George Gershwin Artist facts

  • Born Jacob Gershvin to an immigrant family in Brooklyn, New York, George Gershwin was the second of four children. As a teenager, he started his musical career as a writer on Tin Pan Alley for $15 a week, but it was not long before he began composing his own pieces. “When You Want ‘Em, You Can’t Get ‘Em,” was published when he was just 17 years old and earned him $5. Gershwin’s career as a composer took off soon after that when he met lyricist Irving Caesar, who collaborated with Gershwin in 1919 on the hit, “Swanee,” made famous by Al Jolson.
  • In 1924, Gershwin began to collaborate with his brother, Ira. That year, they wrote the musical comedy, Lady Be Good, featuring songs such as “The Man I Love” and “Fascinating Rhythm.” However, even as Gershwin had success as a composer of popular music, he wanted to try his hand at more serious music and he agreed to perform in Paul Whiteman’s Experiment in Modern Music concert in New York later that year. He wrote the jazz-influenced “Rhapsody in Blue” for the show, but composed it in such a hurry, he had to improvise his own piano playing during the live performance.

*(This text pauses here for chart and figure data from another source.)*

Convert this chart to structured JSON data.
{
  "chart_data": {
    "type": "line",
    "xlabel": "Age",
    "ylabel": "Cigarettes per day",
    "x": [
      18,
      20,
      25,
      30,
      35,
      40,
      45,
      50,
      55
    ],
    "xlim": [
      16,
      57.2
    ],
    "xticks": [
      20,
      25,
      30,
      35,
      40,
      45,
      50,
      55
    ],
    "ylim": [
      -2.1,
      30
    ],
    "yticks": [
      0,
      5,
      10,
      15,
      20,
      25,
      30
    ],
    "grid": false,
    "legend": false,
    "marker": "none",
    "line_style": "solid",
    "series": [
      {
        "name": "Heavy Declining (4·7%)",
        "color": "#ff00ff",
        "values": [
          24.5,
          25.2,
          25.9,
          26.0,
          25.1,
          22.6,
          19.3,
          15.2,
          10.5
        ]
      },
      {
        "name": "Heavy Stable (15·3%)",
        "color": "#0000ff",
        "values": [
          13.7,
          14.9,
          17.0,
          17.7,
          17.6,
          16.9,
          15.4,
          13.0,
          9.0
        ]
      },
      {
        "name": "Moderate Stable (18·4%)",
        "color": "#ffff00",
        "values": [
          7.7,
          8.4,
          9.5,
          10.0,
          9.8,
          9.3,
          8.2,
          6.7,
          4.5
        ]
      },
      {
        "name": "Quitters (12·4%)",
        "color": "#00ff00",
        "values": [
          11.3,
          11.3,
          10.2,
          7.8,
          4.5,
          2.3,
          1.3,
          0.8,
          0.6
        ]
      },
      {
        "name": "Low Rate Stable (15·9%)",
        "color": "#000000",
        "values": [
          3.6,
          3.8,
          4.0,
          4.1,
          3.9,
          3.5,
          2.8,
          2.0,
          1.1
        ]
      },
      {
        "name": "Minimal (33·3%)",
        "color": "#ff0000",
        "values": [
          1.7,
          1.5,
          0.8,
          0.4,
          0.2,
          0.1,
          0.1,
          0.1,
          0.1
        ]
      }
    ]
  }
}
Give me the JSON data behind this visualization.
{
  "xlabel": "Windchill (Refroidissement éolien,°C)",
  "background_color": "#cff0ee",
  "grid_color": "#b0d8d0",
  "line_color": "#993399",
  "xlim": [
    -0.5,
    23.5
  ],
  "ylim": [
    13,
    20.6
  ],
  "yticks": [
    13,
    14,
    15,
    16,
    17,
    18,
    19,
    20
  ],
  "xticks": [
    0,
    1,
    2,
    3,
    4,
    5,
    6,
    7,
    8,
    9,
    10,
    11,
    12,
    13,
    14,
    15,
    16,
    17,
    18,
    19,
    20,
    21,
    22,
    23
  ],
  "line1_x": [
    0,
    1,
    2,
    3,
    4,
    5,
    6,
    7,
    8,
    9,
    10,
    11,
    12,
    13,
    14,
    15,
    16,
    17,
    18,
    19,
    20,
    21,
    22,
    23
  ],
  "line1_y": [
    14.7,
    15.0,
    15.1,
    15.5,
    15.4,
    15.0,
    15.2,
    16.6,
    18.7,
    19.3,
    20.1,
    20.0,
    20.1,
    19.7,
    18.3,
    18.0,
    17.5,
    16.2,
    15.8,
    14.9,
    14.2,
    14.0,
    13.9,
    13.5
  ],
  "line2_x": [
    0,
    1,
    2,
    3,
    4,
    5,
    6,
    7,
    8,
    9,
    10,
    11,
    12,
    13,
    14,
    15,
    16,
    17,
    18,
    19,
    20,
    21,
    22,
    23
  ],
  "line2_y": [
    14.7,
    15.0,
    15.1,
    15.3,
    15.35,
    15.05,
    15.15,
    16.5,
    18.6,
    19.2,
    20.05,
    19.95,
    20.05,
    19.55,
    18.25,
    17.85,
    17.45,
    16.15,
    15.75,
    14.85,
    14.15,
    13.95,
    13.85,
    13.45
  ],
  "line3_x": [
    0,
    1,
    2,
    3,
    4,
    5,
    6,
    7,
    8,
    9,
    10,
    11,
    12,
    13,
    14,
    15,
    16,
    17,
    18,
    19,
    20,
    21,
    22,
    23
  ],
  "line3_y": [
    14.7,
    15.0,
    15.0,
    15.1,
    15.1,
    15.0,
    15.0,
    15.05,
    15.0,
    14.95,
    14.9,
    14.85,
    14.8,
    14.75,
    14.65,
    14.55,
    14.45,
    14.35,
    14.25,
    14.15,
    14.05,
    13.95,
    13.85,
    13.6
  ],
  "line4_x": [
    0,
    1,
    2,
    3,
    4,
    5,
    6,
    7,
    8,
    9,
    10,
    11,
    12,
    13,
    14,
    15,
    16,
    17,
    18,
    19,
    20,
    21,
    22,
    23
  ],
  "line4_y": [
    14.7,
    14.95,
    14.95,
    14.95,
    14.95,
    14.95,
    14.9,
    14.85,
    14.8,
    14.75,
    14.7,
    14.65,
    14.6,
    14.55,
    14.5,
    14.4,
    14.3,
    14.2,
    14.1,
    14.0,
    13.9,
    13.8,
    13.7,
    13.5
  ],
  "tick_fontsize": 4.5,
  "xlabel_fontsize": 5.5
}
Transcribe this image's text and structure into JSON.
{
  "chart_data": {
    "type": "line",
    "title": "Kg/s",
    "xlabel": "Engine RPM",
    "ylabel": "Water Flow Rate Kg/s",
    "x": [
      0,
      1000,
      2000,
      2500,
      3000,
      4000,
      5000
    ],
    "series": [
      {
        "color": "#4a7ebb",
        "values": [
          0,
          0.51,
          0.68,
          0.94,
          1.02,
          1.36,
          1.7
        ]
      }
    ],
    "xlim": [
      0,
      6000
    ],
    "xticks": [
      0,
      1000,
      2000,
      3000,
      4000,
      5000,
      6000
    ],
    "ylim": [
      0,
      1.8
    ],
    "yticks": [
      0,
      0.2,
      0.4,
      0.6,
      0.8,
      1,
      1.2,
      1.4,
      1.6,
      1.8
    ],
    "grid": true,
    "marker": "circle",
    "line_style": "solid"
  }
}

  • Gershwin followed up “Rhapsody in Blue” with “Piano Concerto in F, Rhapsody No. 2” and “An American in Paris,” which was inspired by his time in France. He took on social issues with musicals such as, Strike up the Band, and Of Thee I Sing, which was a lampoon of American politics that became the first musical to win a Pulitzer Prize for Drama in 1932. Dubose Heyward’s novel, Porgy, was the inspiration for the folk opera Porgy and Bess, which premiered in 1935 and shocked some with its African American cast. It was a modest success initially, but it eventually became an American standard. “Summertime” is the show’s best-known song and, according to The New York Times, has been recorded over 25,000 times.
  • Gershwin and his brother moved to Hollywood to try their hand at the film industry. In 1936, the Gershwins collaborated on the music for Shall We Dance, starring Fred Astaire and Ginger Rogers, followed by Astaire’s Damsel in Distress. Gershwin was working on the score for The Goldwyn Follies in 1937 when he collapsed. Complaining of severe headaches and smelling burning rubber, Gershwin was told by doctors that he was just working too hard. He had already been labeled a hypochondriac and two weeks before his death, doctors noted on his medical records that he likely suffered from “hysteria.” However, on July 9, Gershwin collapsed again and doctors performed surgery to remove a brain tumor. He died two days later. Gershwin received his only Academy Award nomination two months later for Best Original Song for “They Can’t Take That Away from Me” from Shall We Dance. Ira died in 1983 and the Gershwin brothers were awarded the Congressional Gold Medal, the highest civilian honor in America, in 1985.